Josh Brolin is a Modern Marvel Baddie. After turning half the universe’s population to ash last month in Infinity War, he’s back as Cable to kill a kid in Deadpool 2. At this point he’s ready to challenge Robert Downey Jr. (Tony Stark/Ironman) as the face of Marvel. Well maybe not quite, but he’s close.
We sat down with Josh after the red carpet premiere in New York City, and talked about Cable in particular and the evolution of villains in general.
The Cable Guy
In Deadpool 2, Cable travels through time to track down a kid and kill him. The kid is Russell/Fire Fists (Julian Dennison), a wayward mutant with severe emotional issues who needs to be snuffed out as a kid before his homicidal tendencies go off the rails as an adult. To be quite honest, by the middle of act two we were rooting for Cable, and Josh is grateful for the support. “I like that. I like that you are rooting for Cable.”
Good To Be Bad
And that brings us to the new question Marvel is making us ask. Not who is the villain, but why are they villainous? “The whole thing, we don’t want to give up any spoilers but Cable is presented as a villain, and then maybe there is something behind it.”

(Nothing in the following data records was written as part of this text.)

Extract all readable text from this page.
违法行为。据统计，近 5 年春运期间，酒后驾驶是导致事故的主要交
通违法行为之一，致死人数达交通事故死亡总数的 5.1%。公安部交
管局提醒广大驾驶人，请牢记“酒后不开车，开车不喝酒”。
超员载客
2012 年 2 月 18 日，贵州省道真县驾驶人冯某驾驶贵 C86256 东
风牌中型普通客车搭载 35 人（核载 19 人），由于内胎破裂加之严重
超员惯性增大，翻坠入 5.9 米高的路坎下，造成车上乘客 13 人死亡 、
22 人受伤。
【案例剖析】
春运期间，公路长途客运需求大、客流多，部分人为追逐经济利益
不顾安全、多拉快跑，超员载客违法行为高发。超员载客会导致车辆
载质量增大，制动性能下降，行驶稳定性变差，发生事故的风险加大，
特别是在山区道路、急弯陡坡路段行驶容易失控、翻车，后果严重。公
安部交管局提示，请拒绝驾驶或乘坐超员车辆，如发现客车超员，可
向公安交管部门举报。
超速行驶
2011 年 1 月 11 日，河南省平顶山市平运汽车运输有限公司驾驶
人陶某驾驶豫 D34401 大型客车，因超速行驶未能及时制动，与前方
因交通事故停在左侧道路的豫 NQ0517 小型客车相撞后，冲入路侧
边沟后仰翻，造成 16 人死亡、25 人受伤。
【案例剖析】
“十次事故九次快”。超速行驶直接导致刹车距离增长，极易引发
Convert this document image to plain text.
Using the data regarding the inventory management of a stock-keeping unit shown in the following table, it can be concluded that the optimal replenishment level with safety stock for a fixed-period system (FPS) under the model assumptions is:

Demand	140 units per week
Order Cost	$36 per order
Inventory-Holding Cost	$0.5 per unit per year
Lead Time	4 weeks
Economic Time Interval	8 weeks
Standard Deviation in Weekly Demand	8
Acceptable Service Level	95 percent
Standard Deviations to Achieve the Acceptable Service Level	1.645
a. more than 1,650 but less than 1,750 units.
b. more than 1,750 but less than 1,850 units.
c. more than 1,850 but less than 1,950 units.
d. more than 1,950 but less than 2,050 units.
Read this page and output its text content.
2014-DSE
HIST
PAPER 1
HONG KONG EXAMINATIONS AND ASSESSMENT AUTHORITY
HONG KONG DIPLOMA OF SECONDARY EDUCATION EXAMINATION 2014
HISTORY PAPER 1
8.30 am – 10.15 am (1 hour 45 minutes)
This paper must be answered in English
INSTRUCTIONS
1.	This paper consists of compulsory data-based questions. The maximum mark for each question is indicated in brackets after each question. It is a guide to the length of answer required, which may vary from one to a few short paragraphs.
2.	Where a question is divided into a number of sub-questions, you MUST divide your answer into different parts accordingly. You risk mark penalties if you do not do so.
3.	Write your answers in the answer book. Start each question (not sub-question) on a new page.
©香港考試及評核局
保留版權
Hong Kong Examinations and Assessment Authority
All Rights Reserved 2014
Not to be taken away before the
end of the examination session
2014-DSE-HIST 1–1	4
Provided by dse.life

Cable, as fans of the comic books will know, is a good guy here to do a bad thing. And Josh brings that to life. “How did I react to the character? I loved it man. I got into the comics. It’s kinda nice once you start to learn more about him.”
Started From the Bottom Now We’re Here
Josh has seen the evolution of superhero movies. Let’s face it, besides Michael Keaton’s Batman and Heath Ledger’s joker, there was a dearth of quality in these films. Suicide Squad? Nope. Daredevil? Not a chance. Green Lantern? Well, stay for the credits of Deadpool 2 for that answer.
But the reason Josh has become so involved in the genre, is the evolution Marvel has brought to the genre.
“Tentpole movies were always perceived as kind of awful, b-movie,” Josh told The Cocktail. “You know lack of story, lack of character. Lack of decent actors and all this kinda stuff. And I think Marvel really changed that.”
“It started with Robert Downey. Regardless of whether you loved those movies or not, the acting kinda changed. And then they started focusing more on great stories and all of that.”
And now he’s a co-lead across two franchises. While that sounds glamorous, Josh didn’t take it for the title. He’s taking these roles for what’s on paper. “Did you respect the form to be able to garner the best people you could in order to create best storyline you could? When I saw Avengers: Infinity War, I had never read a script and I was like ‘what, this is really good. This is very good’”
Wonderful & Convoluted
So being firmly entrenched in the Avengers franchise, Josh needed something special to expand his villainous cred. Enter Deadpool. “It’s wonderful and it’s very convoluted.”
He felt a spiritual comedic connection with Ryan Reynolds (you know, Deadpool), and felt this was the place to have a breakout role saying “It just seemed like something based on what I had seen Ryan do with the first movie, something so unique and irreverent and kinda inappropriate. This is a very different tone, obviously, what Ryan has created. He’s also a very very smart guy with very specified, specified humor. A very specified inappropriateness.”
“Anything that’s an anomaly I wanna be involved in, whether it’s a small independent film or a big tentpole film.”
The Critic’s Cocktail Recommendation
The Thanos Cocktail. Yes,we’re switching roles (and studios, sorry FOX), but this tequila & cointreau base cocktail is the anti-drink for the anti-villain. Plus, you know, COINTREAU!